Early in his career, if he left work to get bubble tea, a Taiwanese drink, he’d tell his white colleagues he was getting coffee. When co-workers made comments about his race—such as suggesting that, as an Asian male, he should be in coding rather than sales—he would laugh them off.
“For the longest time, Asian-Americans have felt like you can achieve the American dream so long as you shut up and aren’t seen,” says Mr. Lai, who worked at Microsoft and software company VMware before founding his own data-analytics firm, Promethium, in 2018.
But amid a wave of outrage and sorrow prompted by a recent surge in verbal and physical attacks against people of Asian descent, that sentiment is changing among many Asian-American professionals.

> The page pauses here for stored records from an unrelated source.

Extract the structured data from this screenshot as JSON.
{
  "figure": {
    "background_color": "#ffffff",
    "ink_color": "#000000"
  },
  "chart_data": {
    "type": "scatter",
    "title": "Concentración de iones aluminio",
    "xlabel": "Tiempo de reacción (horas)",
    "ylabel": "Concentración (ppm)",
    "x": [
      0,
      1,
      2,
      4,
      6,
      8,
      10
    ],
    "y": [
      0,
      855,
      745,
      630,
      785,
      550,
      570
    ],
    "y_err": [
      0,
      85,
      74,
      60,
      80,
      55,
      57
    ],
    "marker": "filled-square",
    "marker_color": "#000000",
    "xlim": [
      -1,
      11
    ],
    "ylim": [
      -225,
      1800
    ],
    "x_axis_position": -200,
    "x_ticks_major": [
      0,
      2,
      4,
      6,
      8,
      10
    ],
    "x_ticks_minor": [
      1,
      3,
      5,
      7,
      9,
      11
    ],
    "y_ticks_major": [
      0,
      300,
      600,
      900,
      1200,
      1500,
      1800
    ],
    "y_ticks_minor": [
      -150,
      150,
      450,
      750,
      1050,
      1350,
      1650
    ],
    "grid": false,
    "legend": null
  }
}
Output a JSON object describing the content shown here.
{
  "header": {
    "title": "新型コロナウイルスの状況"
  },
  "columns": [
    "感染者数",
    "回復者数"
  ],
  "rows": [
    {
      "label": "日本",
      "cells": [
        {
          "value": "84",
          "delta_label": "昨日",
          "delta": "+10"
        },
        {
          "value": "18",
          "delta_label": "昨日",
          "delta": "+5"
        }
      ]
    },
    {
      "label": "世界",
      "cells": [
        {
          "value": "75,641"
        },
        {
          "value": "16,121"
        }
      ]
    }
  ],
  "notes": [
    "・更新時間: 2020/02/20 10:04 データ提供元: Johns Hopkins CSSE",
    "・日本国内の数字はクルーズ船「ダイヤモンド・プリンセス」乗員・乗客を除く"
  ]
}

Since the Atlanta shooting last month in which six women of Asian descent were among eight killed, many Asian professionals have talked at company town halls about their experiences of racism and what it means to be Asian in U.S. workplaces and society. Some have pushed for donations from their employers toward issues facing Asian communities, while others have simply called for Asians to be more visible in the workplace.
“When you’re sticking out like a sore thumb, you try harder to blend in,” says Mr. Lai, 44. “But this is a new generation, and we feel like we do have a right to be heard.”